Pourquoi c'est important
Le règlement atomique est le prix structurel auquel le rapport ne cesse de revenir : un modèle d'exécution tout-ou-rien qui élimine le risque qu'un côté d'un paiement transfrontalier livre tandis que l'autre échoue. Aujourd'hui, un seul transfert peut sauter entre plusieurs banques intermédiaires, prendre plusieurs jours pour se régler et accumuler des ruptures de réconciliation en chemin — et la BRI défend l'idée que les CBDC de gros tokenisées associées à des dépôts bancaires commerciaux tokenisés règlent ce problème au niveau de l'infrastructure plutôt que par des correctifs bancaires bilatéraux.
Le poids institutionnel est l'enjeu.

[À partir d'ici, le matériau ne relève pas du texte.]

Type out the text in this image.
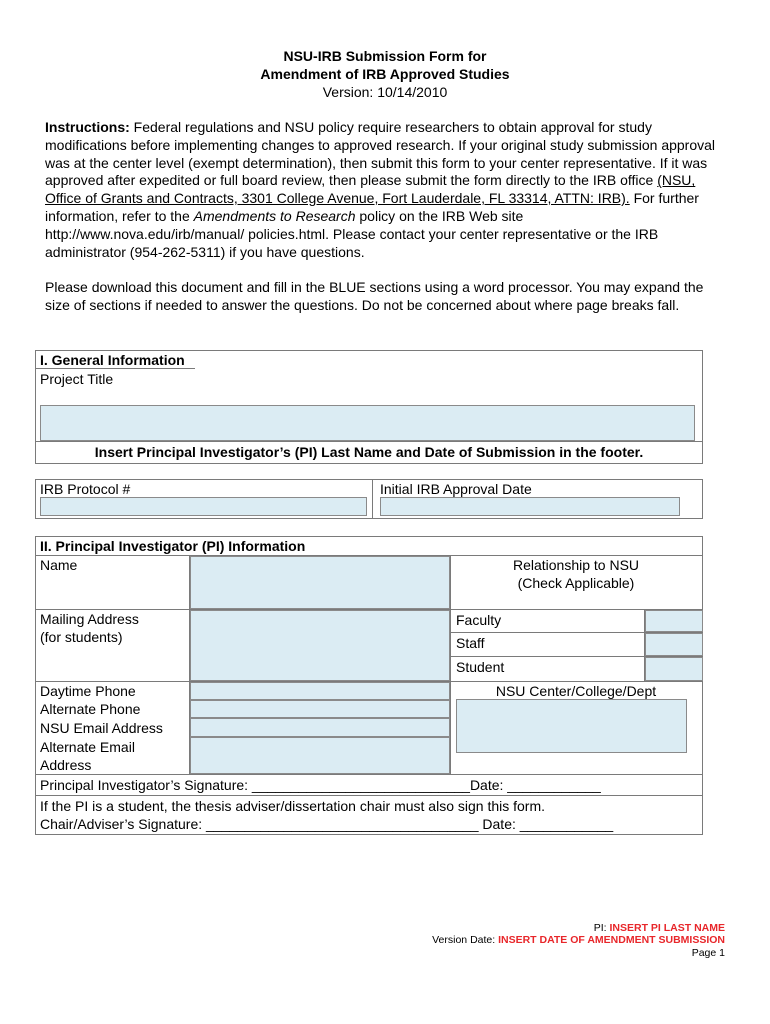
NSU-IRB Submission Form for
Amendment of IRB Approved Studies
Version: 10/14/2010
Instructions: Federal regulations and NSU policy require researchers to obtain approval for study modifications before implementing changes to approved research. If your original study submission approval was at the center level (exempt determination), then submit this form to your center representative. If it was approved after expedited or full board review, then please submit the form directly to the IRB office (NSU, Office of Grants and Contracts, 3301 College Avenue, Fort Lauderdale, FL 33314, ATTN: IRB). For further information, refer to the Amendments to Research policy on the IRB Web site http://www.nova.edu/irb/manual/ policies.html. Please contact your center representative or the IRB administrator (954-262-5311) if you have questions.
Please download this document and fill in the BLUE sections using a word processor. You may expand the size of sections if needed to answer the questions. Do not be concerned about where page breaks fall.
I. General Information
Project Title
Insert Principal Investigator’s (PI) Last Name and Date of Submission in the footer.
IRB Protocol #	Initial IRB Approval Date
II. Principal Investigator (PI) Information
Name	Relationship to NSU
(Check Applicable)
Mailing Address
(for students)
Faculty
Staff
Student
Daytime Phone
Alternate Phone
NSU Email Address
Alternate Email
Address
NSU Center/College/Dept
Principal Investigator’s Signature: ____________________________Date: ____________
If the PI is a student, the thesis adviser/dissertation chair must also sign this form.
Chair/Adviser’s Signature: ___________________________________ Date: ____________
PI: INSERT PI LAST NAME
Version Date: INSERT DATE OF AMENDMENT SUBMISSION
Page 1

Il ne s'agit pas d'un bac à sable piloté par une seule fintech — la Fed de New York, la BoE, la BoJ, la BNS, la Banque de France, la Deutsche Bundesbank et la Banque de Corée étaient à la même table que les membres privés, ce qui est ce que la conversation sur les CBDC de gros ait connu de plus proche d'une action coordonnée du G7 sur le règlement programmable.
Impact sur le marché
Les conclusions d'Agorá arrivent au moment où les propres rails de tokenisation de Wall Street entrent en production : la DTCC déploie un règlement tokenisé pour les actions, les ETF et les bons du Trésor américains, tandis que le Nasdaq et ICE construisent des systèmes blockchain pour des actions tokenisées. La BRI a aussi saisi l'occasion pour signaler les stablecoins comme un risque systémique, appelant à une régulation plus rapide des jetons adossés au dollar émis par des acteurs privés — un contraste appuyé avec le modèle de dépôt tokenisé piloté par les banques centrales qu'Agorá vient de valider.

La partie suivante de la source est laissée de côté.